Tag: concurrency

  • Celery Worker wide configuration

    Celery is a distributed task execution environment for Python. While the emphasis is on distributed in this software, the concept of having workers allows for settings beyond the individual task. While the first rule of optimisation is “don’t”, sharing database connections is a low hanging fruit in most cases. And this can be configured per worker with Celery provided signals. To create a database connection for individual worker instances, leverage these signals to create the connection when the worker starts.

    This can be achieved leveraging the worker_process_init signal, and the corresponding worker_process_shutdown signal to clean up when the worker shuts down.

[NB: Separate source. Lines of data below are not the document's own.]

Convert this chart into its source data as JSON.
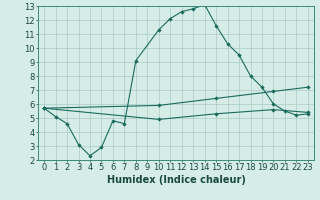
{
  "title": "",
  "xlabel": "Humidex (Indice chaleur)",
  "ylabel": "",
  "background_color": "#d6ece6",
  "line_color": "#1a6b5e",
  "grid_color": "#aaccc4",
  "xlim": [
    -0.5,
    23.5
  ],
  "ylim": [
    2,
    13
  ],
  "xticks": [
    0,
    1,
    2,
    3,
    4,
    5,
    6,
    7,
    8,
    9,
    10,
    11,
    12,
    13,
    14,
    15,
    16,
    17,
    18,
    19,
    20,
    21,
    22,
    23
  ],
  "yticks": [
    2,
    3,
    4,
    5,
    6,
    7,
    8,
    9,
    10,
    11,
    12,
    13
  ],
  "line1_x": [
    0,
    1,
    2,
    3,
    4,
    5,
    6,
    7,
    8,
    10,
    11,
    12,
    13,
    14,
    15,
    16,
    17,
    18,
    19,
    20,
    21,
    22,
    23
  ],
  "line1_y": [
    5.7,
    5.1,
    4.6,
    3.1,
    2.3,
    2.9,
    4.8,
    4.6,
    9.1,
    11.3,
    12.1,
    12.6,
    12.8,
    13.1,
    11.6,
    10.3,
    9.5,
    8.0,
    7.2,
    6.0,
    5.5,
    5.2,
    5.3
  ],
  "line2_x": [
    0,
    10,
    15,
    20,
    23
  ],
  "line2_y": [
    5.7,
    5.9,
    6.4,
    6.9,
    7.2
  ],
  "line3_x": [
    0,
    10,
    15,
    20,
    23
  ],
  "line3_y": [
    5.7,
    4.9,
    5.3,
    5.6,
    5.4
  ],
  "font_size_ticks": 6,
  "font_size_xlabel": 7
}
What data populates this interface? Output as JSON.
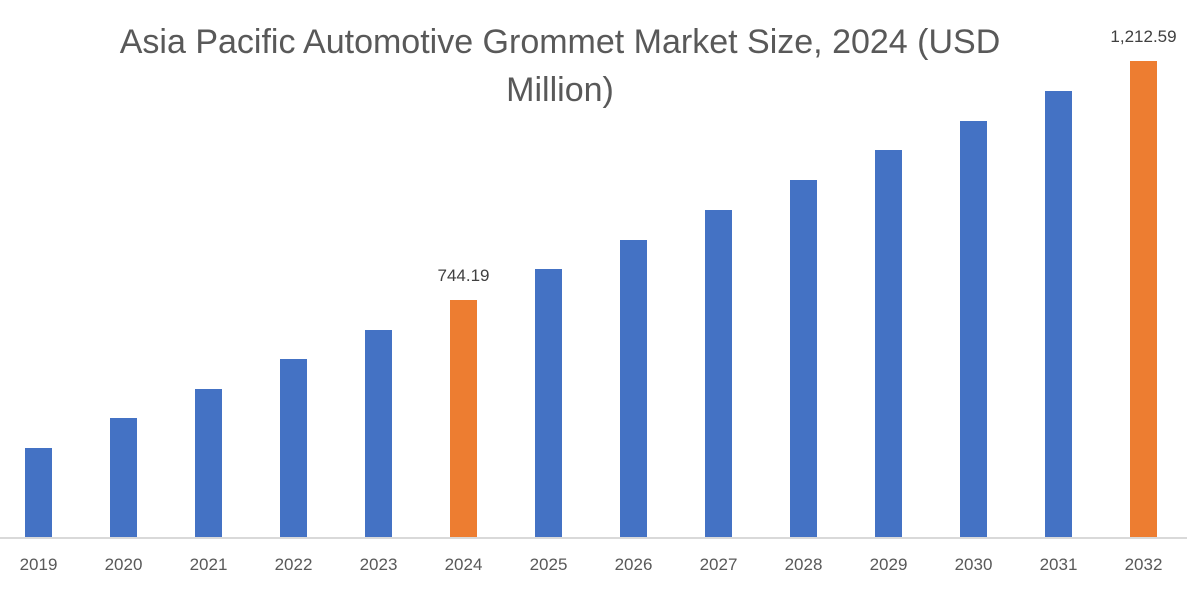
{
  "title": "Asia Pacific Automotive Grommet Market Size, 2024 (USD Million)",
  "colors": {
    "default": "#4472C4",
    "highlight": "#ED7D31",
    "axis": "#D9D9D9",
    "text": "#595959"
  },
  "chart_data": {
    "type": "bar",
    "title": "Asia Pacific Automotive Grommet Market Size, 2024 (USD Million)",
    "xlabel": "",
    "ylabel": "USD Million",
    "categories": [
      "2019",
      "2020",
      "2021",
      "2022",
      "2023",
      "2024",
      "2025",
      "2026",
      "2027",
      "2028",
      "2029",
      "2030",
      "2031",
      "2032"
    ],
    "values": [
      454,
      513,
      570,
      629,
      686,
      744.19,
      805,
      862,
      921,
      979,
      1038,
      1095,
      1154,
      1212.59
    ],
    "highlighted": [
      "2024",
      "2032"
    ],
    "data_labels": {
      "2024": "744.19",
      "2032": "1,212.59"
    },
    "grid": false,
    "legend": "none",
    "y_axis_visible": false
  }
}
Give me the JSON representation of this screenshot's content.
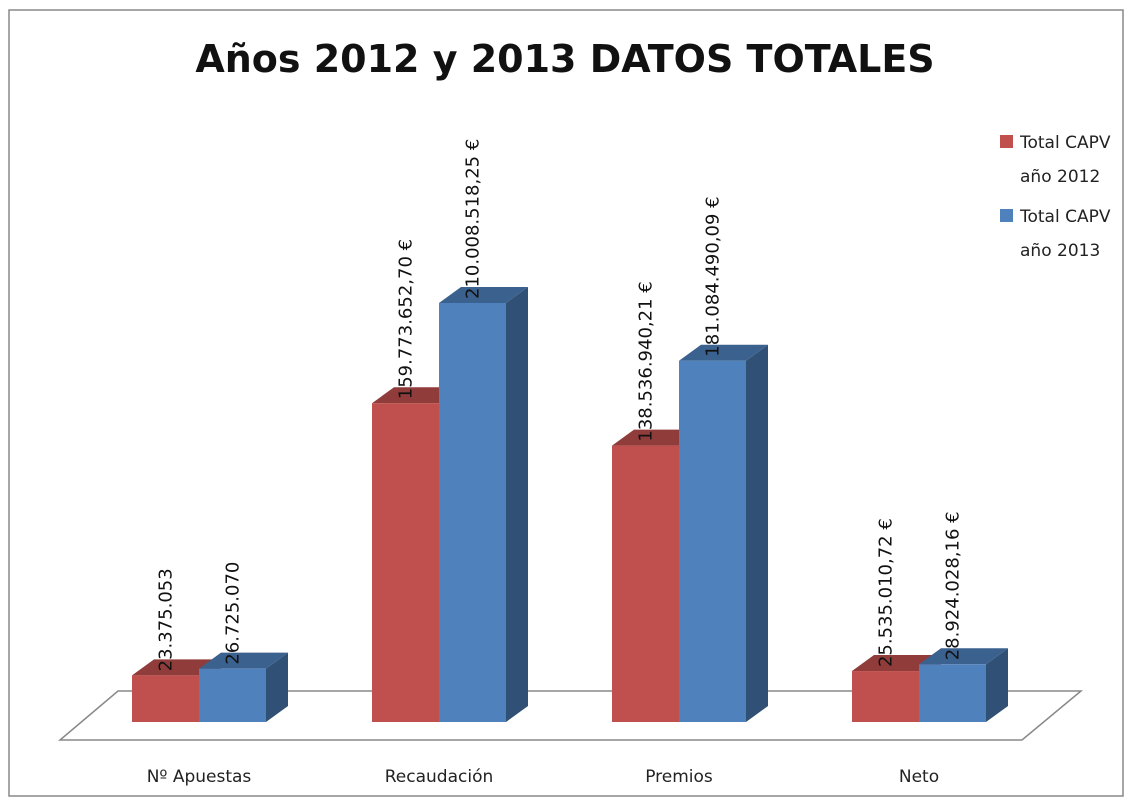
{
  "chart_data": {
    "type": "bar3d",
    "title": "Años 2012 y 2013 DATOS TOTALES",
    "categories": [
      "Nº Apuestas",
      "Recaudación",
      "Premios",
      "Neto"
    ],
    "series": [
      {
        "name": "Total CAPV año 2012",
        "color": "#c0504d",
        "values": [
          23375053,
          159773652.7,
          138536940.21,
          25535010.72
        ],
        "value_labels": [
          "23.375.053",
          "159.773.652,70 €",
          "138.536.940,21 €",
          "25.535.010,72 €"
        ]
      },
      {
        "name": "Total CAPV año 2013",
        "color": "#4f81bd",
        "values": [
          26725070,
          210008518.25,
          181084490.09,
          28924028.16
        ],
        "value_labels": [
          "26.725.070",
          "210.008.518,25 €",
          "181.084.490,09 €",
          "28.924.028,16 €"
        ]
      }
    ],
    "legend": "top-right"
  }
}
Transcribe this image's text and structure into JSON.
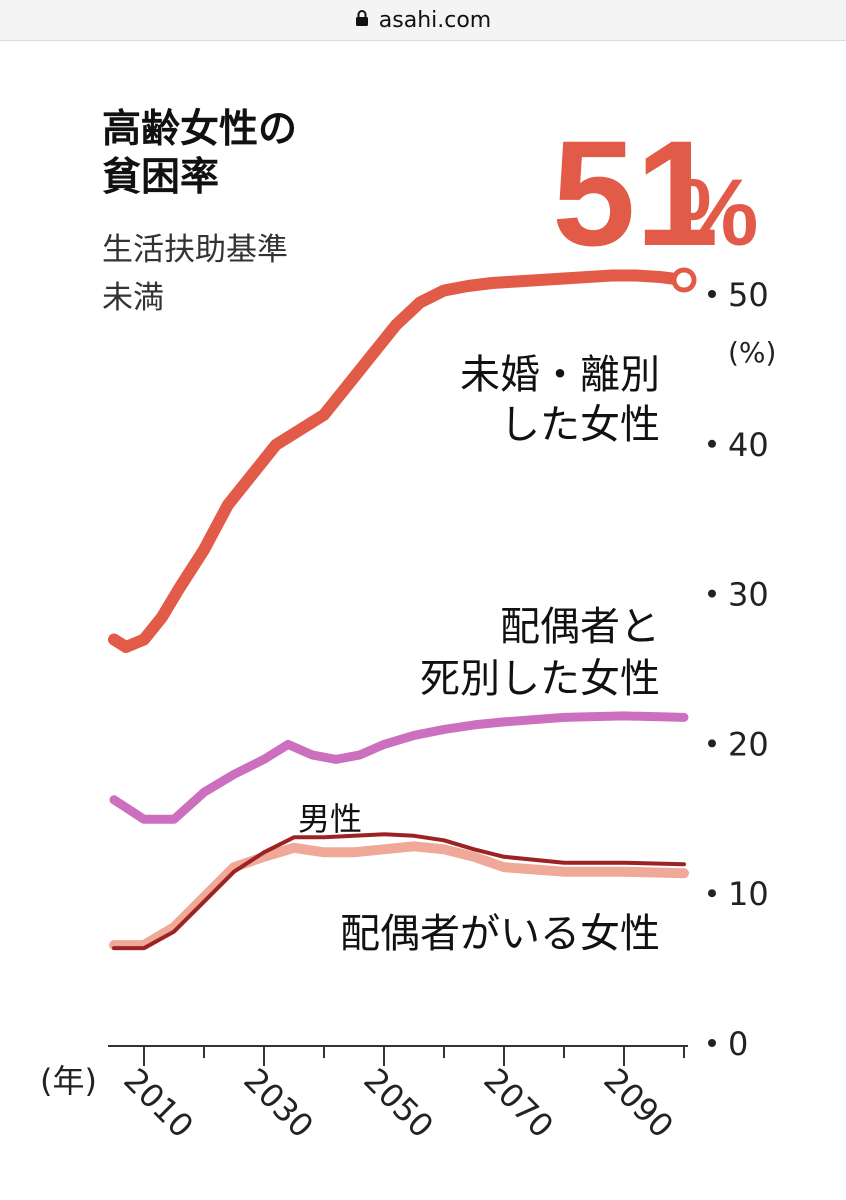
{
  "browser": {
    "url": "asahi.com"
  },
  "headline": {
    "title_lines": [
      "高齢女性の",
      "貧困率"
    ],
    "subtitle_lines": [
      "生活扶助基準",
      "未満"
    ],
    "highlight_number": "51",
    "highlight_unit": "%"
  },
  "chart_data": {
    "type": "line",
    "title": "高齢女性の貧困率",
    "subtitle": "生活扶助基準未満",
    "xlabel": "(年)",
    "ylabel": "(%)",
    "ylim": [
      0,
      50
    ],
    "xlim": [
      2005,
      2100
    ],
    "x_ticks": [
      2010,
      2030,
      2050,
      2070,
      2090
    ],
    "y_ticks": [
      0,
      10,
      20,
      30,
      40,
      50
    ],
    "series": [
      {
        "name": "未婚・離別した女性",
        "label_lines": [
          "未婚・離別",
          "した女性"
        ],
        "color": "#e25a48",
        "x": [
          2005,
          2007,
          2010,
          2013,
          2016,
          2020,
          2024,
          2028,
          2032,
          2036,
          2040,
          2044,
          2048,
          2052,
          2056,
          2060,
          2064,
          2068,
          2072,
          2076,
          2080,
          2084,
          2088,
          2092,
          2096,
          2100
        ],
        "values": [
          27.0,
          26.5,
          27.0,
          28.5,
          30.5,
          33.0,
          36.0,
          38.0,
          40.0,
          41.0,
          42.0,
          44.0,
          46.0,
          48.0,
          49.5,
          50.3,
          50.6,
          50.8,
          50.9,
          51.0,
          51.1,
          51.2,
          51.3,
          51.3,
          51.2,
          51.0
        ]
      },
      {
        "name": "配偶者と死別した女性",
        "label_lines": [
          "配偶者と",
          "死別した女性"
        ],
        "color": "#cc6fbe",
        "x": [
          2005,
          2010,
          2015,
          2020,
          2025,
          2030,
          2034,
          2038,
          2042,
          2046,
          2050,
          2055,
          2060,
          2065,
          2070,
          2080,
          2090,
          2100
        ],
        "values": [
          16.3,
          15.0,
          15.0,
          16.8,
          18.0,
          19.0,
          20.0,
          19.3,
          19.0,
          19.3,
          20.0,
          20.6,
          21.0,
          21.3,
          21.5,
          21.8,
          21.9,
          21.8
        ]
      },
      {
        "name": "男性",
        "label_lines": [
          "男性"
        ],
        "color": "#9c2323",
        "x": [
          2005,
          2010,
          2015,
          2020,
          2025,
          2030,
          2035,
          2040,
          2045,
          2050,
          2055,
          2060,
          2065,
          2070,
          2080,
          2090,
          2100
        ],
        "values": [
          6.4,
          6.4,
          7.5,
          9.5,
          11.5,
          12.8,
          13.8,
          13.8,
          13.9,
          14.0,
          13.9,
          13.6,
          13.0,
          12.5,
          12.1,
          12.1,
          12.0
        ]
      },
      {
        "name": "配偶者がいる女性",
        "label_lines": [
          "配偶者がいる女性"
        ],
        "color": "#f0a898",
        "x": [
          2005,
          2010,
          2015,
          2020,
          2025,
          2030,
          2035,
          2040,
          2045,
          2050,
          2055,
          2060,
          2065,
          2070,
          2080,
          2090,
          2100
        ],
        "values": [
          6.6,
          6.6,
          7.8,
          9.8,
          11.8,
          12.5,
          13.1,
          12.8,
          12.8,
          13.0,
          13.2,
          13.0,
          12.5,
          11.8,
          11.5,
          11.5,
          11.4
        ]
      }
    ]
  }
}
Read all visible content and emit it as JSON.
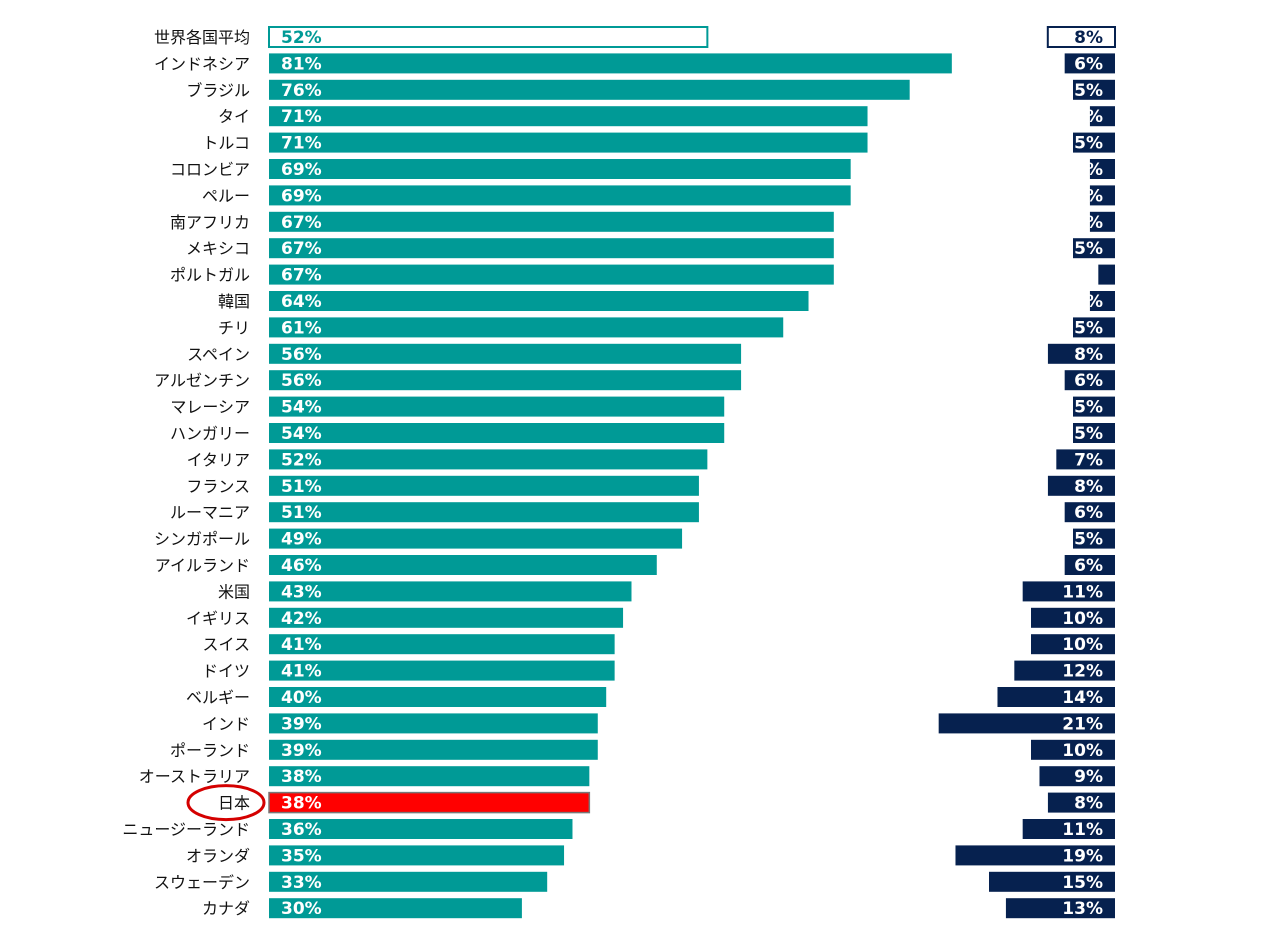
{
  "chart_data": {
    "type": "bar",
    "categories": [
      "世界各国平均",
      "インドネシア",
      "ブラジル",
      "タイ",
      "トルコ",
      "コロンビア",
      "ペルー",
      "南アフリカ",
      "メキシコ",
      "ポルトガル",
      "韓国",
      "チリ",
      "スペイン",
      "アルゼンチン",
      "マレーシア",
      "ハンガリー",
      "イタリア",
      "フランス",
      "ルーマニア",
      "シンガポール",
      "アイルランド",
      "米国",
      "イギリス",
      "スイス",
      "ドイツ",
      "ベルギー",
      "インド",
      "ポーランド",
      "オーストラリア",
      "日本",
      "ニュージーランド",
      "オランダ",
      "スウェーデン",
      "カナダ"
    ],
    "left_values": [
      52,
      81,
      76,
      71,
      71,
      69,
      69,
      67,
      67,
      67,
      64,
      61,
      56,
      56,
      54,
      54,
      52,
      51,
      51,
      49,
      46,
      43,
      42,
      41,
      41,
      40,
      39,
      39,
      38,
      38,
      36,
      35,
      33,
      30
    ],
    "left_labels": [
      "52%",
      "81%",
      "76%",
      "71%",
      "71%",
      "69%",
      "69%",
      "67%",
      "67%",
      "67%",
      "64%",
      "61%",
      "56%",
      "56%",
      "54%",
      "54%",
      "52%",
      "51%",
      "51%",
      "49%",
      "46%",
      "43%",
      "42%",
      "41%",
      "41%",
      "40%",
      "39%",
      "39%",
      "38%",
      "38%",
      "36%",
      "35%",
      "33%",
      "30%"
    ],
    "right_values": [
      8,
      6,
      5,
      3,
      5,
      3,
      3,
      3,
      5,
      2,
      3,
      5,
      8,
      6,
      5,
      5,
      7,
      8,
      6,
      5,
      6,
      11,
      10,
      10,
      12,
      14,
      21,
      10,
      9,
      8,
      11,
      19,
      15,
      13
    ],
    "right_labels": [
      "8%",
      "6%",
      "5%",
      "%",
      "5%",
      "%",
      "%",
      "%",
      "5%",
      "",
      "%",
      "5%",
      "8%",
      "6%",
      "5%",
      "5%",
      "7%",
      "8%",
      "6%",
      "5%",
      "6%",
      "11%",
      "10%",
      "10%",
      "12%",
      "14%",
      "21%",
      "10%",
      "9%",
      "8%",
      "11%",
      "19%",
      "15%",
      "13%"
    ],
    "highlight": {
      "category": "日本",
      "bar_color": "#ff0000",
      "circle_color": "#d40000"
    },
    "average_category": "世界各国平均",
    "colors": {
      "left_bar": "#009a96",
      "right_bar": "#06214f",
      "average_outline_left": "#009a96",
      "average_outline_right": "#06214f",
      "label_on_bar": "#ffffff"
    }
  }
}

    The code should obviously be picked up at worker start, hence the tasks.py file will be a good location to keep these settings.

    Example tasks.py:

    from celery.signals import worker_process_init
    from celery.signals import worker_process_shutdown
    
    app = Celery('tasks', broker=CELERY_BROKER_URL)
    db = None
    
    @worker_process_init.connect
    def init_worker(**kwargs):
      global db
      log.debug('Initializing database connection for worker.')
      db = sqlite3.connect("urls.sqlite")
    
    @worker_process_shutdown.connect
    def shutdown_worker(**kwargs):
      global db
      if db:
        log.debug('Closing database connectionn for worker.')
        db.close()
    

    The example above opens a connection to a sqlite3 database, which in itself has other issues, but is only meant as an example. This connection is established for each individual worker at startup.